The archive's data indicate that nearly half of its 10,000 annual visitors come from other countries. A tour of the vaults with the director of the manuscripts department, Ulrich von Bulow, reveals what look like subterranean bunkers. There, in the optimal temperature and conditions, lie rare manuscripts by Kafka and Brod. Thousands of pages of tightly packed writing, including letters, drafts, stories and ideas, can be found there. The piles of material hide a real literary treasure trove, including a manuscript of the unfinished story, "The Village Teacher," which Kafka wrote in late 1914-early 1915; the letter Kafka wrote his father in 1919, and letters Kafka sent to Max Brod and to his lover, the Czech writer, Milena Jesenska.
The archives also contain a stamped postcard that Jesenska sent to Kafka. When the letters are placed side by side, one can easily see the difference between Kafka's long and detailed writing and the terse response sent by his beloved Milena. In addition, there are collections of letters Kafka sent to the Austrian author, Robert Musil and to philosopher Felix Weltsch.
Under the name Max Brod, there are also hundreds of letters from all over the world that the prolific writer and playwright wrote and received. Many of them feature his Tel Aviv address and at first glance it is hard not to wonder how and why these letters made their way from Tel Aviv to Marbach.
The centerpiece of the archive is stored carefully in a separate vault: the original manuscript of the novel, "The Trial," which Esther Hoffe sold at a London auction in 1988. The buyer, who paid $1.98 million for it, transferred it to the archive in Marbach. This is the highest sum ever paid for a modern manuscript, making it the most valuable item in the archive. Archive workers relate that in terms of value, Kafka is followed by Albert Einstein and Adolf Hitler (who is defined as a "writer," because of "Mein Kampf"). Von Bulow also hopes the remains of the estate from Tel Aviv will make their way to Germany soon. "Everything has to be together, in one place," he says, as we continue along the narrow corridors in the cellars of the archive.
Many of the letters from Kafka and from Brod's estate were in Tel Aviv in the 1940s, but by the end of the previous century, most of them had made their way abroad: some were sold in public auctions and dispersed all over the world; others were transferred to archives in Britain and Germany; and some of the material was preserved in safes in Switzerland and in the Tel Aviv apartment.

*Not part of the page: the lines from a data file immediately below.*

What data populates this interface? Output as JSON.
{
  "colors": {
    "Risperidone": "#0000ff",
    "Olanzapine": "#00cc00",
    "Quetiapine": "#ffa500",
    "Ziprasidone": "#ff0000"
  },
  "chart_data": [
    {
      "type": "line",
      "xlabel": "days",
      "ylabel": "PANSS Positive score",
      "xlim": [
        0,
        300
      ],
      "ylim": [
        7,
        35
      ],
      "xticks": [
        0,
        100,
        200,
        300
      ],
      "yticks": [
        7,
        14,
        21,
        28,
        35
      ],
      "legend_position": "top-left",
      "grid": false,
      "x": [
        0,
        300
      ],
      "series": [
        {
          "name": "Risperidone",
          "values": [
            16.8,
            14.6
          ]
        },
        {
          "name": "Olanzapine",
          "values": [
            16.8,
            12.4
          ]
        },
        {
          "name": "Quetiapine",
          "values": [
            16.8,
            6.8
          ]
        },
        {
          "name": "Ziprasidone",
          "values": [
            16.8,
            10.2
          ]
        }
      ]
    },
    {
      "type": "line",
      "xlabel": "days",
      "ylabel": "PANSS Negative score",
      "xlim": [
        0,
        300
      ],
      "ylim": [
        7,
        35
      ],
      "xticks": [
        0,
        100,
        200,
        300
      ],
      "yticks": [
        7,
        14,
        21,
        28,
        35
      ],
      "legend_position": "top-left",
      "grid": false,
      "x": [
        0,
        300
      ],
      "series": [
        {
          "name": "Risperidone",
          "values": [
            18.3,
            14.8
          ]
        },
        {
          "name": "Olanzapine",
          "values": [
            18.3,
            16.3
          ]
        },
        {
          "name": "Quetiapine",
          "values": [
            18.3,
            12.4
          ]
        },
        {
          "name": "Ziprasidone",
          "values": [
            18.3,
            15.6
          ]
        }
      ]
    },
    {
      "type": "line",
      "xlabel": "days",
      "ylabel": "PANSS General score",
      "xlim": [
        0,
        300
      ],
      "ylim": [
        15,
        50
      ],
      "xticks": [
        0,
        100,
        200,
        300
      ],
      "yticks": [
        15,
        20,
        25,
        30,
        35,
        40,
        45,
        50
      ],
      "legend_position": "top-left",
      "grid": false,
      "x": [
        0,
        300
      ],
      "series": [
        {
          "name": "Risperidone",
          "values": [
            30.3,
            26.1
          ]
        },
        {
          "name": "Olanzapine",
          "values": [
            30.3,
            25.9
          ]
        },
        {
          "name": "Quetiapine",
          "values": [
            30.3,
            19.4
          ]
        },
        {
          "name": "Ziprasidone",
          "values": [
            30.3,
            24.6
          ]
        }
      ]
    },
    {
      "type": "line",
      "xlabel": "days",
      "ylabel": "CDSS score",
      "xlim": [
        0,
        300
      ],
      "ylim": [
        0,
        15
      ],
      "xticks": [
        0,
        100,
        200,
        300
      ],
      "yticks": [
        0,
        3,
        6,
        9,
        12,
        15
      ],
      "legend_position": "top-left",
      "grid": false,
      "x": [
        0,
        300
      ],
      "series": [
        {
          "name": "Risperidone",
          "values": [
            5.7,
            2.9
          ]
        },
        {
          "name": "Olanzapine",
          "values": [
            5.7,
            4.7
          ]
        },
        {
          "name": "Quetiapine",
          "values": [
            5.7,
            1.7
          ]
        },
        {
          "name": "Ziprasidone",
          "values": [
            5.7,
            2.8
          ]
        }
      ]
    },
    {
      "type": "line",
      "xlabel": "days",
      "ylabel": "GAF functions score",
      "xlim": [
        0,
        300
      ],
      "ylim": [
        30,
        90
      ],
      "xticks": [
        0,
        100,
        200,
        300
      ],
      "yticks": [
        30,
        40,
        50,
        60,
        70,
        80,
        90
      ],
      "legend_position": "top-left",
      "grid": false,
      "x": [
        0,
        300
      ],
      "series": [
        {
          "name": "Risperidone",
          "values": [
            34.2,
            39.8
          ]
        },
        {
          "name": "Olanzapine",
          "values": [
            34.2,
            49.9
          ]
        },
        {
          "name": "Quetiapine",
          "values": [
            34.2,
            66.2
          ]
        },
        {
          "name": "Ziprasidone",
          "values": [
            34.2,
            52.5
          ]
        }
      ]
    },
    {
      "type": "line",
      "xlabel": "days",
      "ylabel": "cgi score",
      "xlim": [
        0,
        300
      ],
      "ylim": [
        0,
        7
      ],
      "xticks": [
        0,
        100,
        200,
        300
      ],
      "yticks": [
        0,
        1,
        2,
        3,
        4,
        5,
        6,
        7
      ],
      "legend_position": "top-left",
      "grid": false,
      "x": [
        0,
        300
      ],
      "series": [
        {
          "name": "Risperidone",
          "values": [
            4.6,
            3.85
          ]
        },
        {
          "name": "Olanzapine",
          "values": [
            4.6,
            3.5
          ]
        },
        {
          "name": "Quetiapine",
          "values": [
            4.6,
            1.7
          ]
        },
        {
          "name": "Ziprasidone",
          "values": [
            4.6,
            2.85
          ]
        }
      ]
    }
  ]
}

After Brod died in 1968, his significant other and legal heir to his estate, Esther Hoffe, sped up the sale of items in her possession and raked in millions of dollars. But she did not manage, agree or want to sell all of the material.
A literary crime
After Hoffe's death last year, her possessions, which included Brod's journals and correspondence, were transferred to her daughters, who are now in the process of deciding their fate. Prof. Mark Gelber, of the Center for German Studies at Ben-Gurion University argues that removing the writings of Kafka and Brod from Israel is "a literary crime" and is calling for the remainder of the estate still in Tel Aviv to be transferred to the National Library in Jerusalem. "It is important for the public to be aware of the connection between Kafka and Zionism," he says.

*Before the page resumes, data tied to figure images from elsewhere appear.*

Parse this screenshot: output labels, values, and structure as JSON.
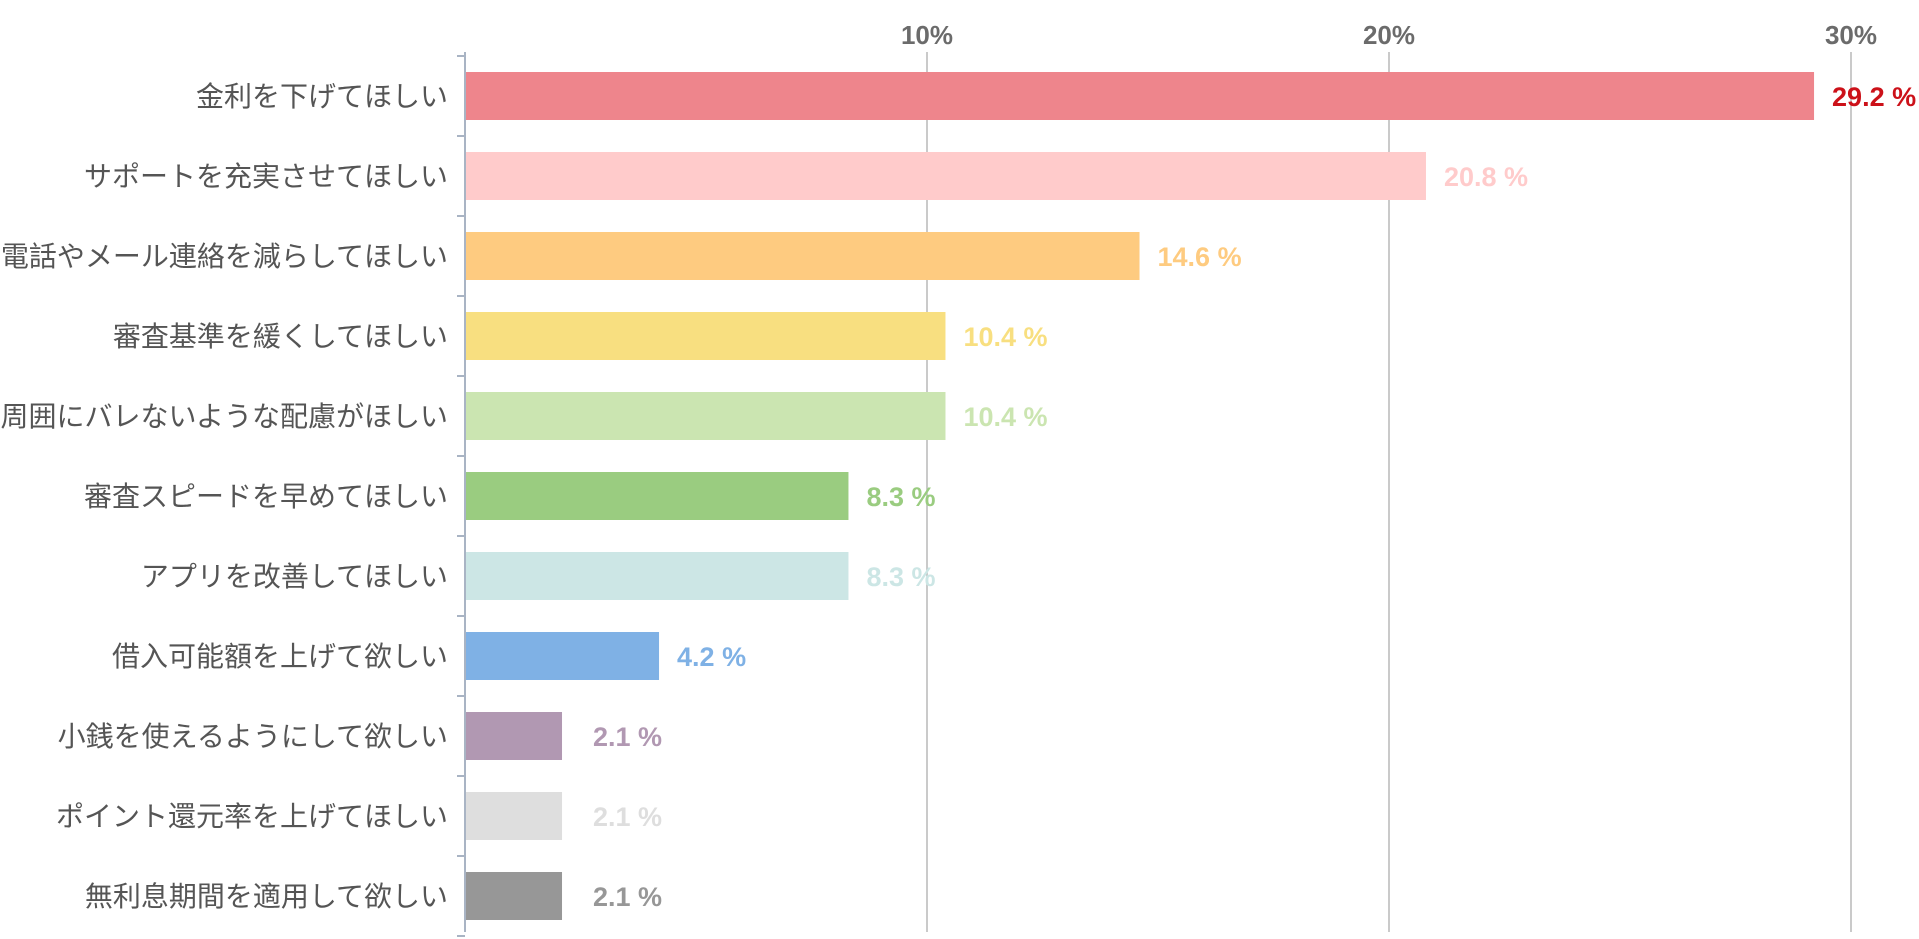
{
  "chart_data": {
    "type": "bar",
    "orientation": "horizontal",
    "categories": [
      "金利を下げてほしい",
      "サポートを充実させてほしい",
      "電話やメール連絡を減らしてほしい",
      "審査基準を緩くしてほしい",
      "周囲にバレないような配慮がほしい",
      "審査スピードを早めてほしい",
      "アプリを改善してほしい",
      "借入可能額を上げて欲しい",
      "小銭を使えるようにして欲しい",
      "ポイント還元率を上げてほしい",
      "無利息期間を適用して欲しい"
    ],
    "values": [
      29.2,
      20.8,
      14.6,
      10.4,
      10.4,
      8.3,
      8.3,
      4.2,
      2.1,
      2.1,
      2.1
    ],
    "value_labels": [
      "29.2 %",
      "20.8 %",
      "14.6 %",
      "10.4 %",
      "10.4 %",
      "8.3 %",
      "8.3 %",
      "4.2 %",
      "2.1 %",
      "2.1 %",
      "2.1 %"
    ],
    "bar_colors": [
      "#ee858c",
      "#ffcbcb",
      "#fecb80",
      "#f8df80",
      "#cbe5b1",
      "#9acc80",
      "#cce6e5",
      "#7fb1e5",
      "#b198b2",
      "#dedede",
      "#979797"
    ],
    "label_colors": [
      "#cc1119",
      "#ffcbcb",
      "#fecb80",
      "#f8df80",
      "#cbe5b1",
      "#9acc80",
      "#cce6e5",
      "#7fb1e5",
      "#b198b2",
      "#dedede",
      "#979797"
    ],
    "xticks": [
      10,
      20,
      30
    ],
    "xtick_labels": [
      "10%",
      "20%",
      "30%"
    ],
    "xlim": [
      0,
      31
    ],
    "grid": true,
    "title": "",
    "xlabel": "",
    "ylabel": ""
  }
}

However, until now, no Israeli individual or institution has come forward to express an interest in acquiring the material from the private estate in Tel Aviv and in maintaining them in Israel. This, in contrast to some in Germany, who are already preparing to purchase the estate.
Most of the correspondence has in any case already been taken out of the country, and sold to the highest bidder. Now it remains to be seen what will become of the rest of the estate, which includes Max Brod's journals, which have their own literary and research value. Will they also be sold to the German archive in Marbach, will they fall into the hands of commercial entities abroad who will publish them and also take in huge sums as a result? Or will they remain within Israel as a national asset that will become the object of pilgrimages by researchers, admirers and interested parties from all over the world?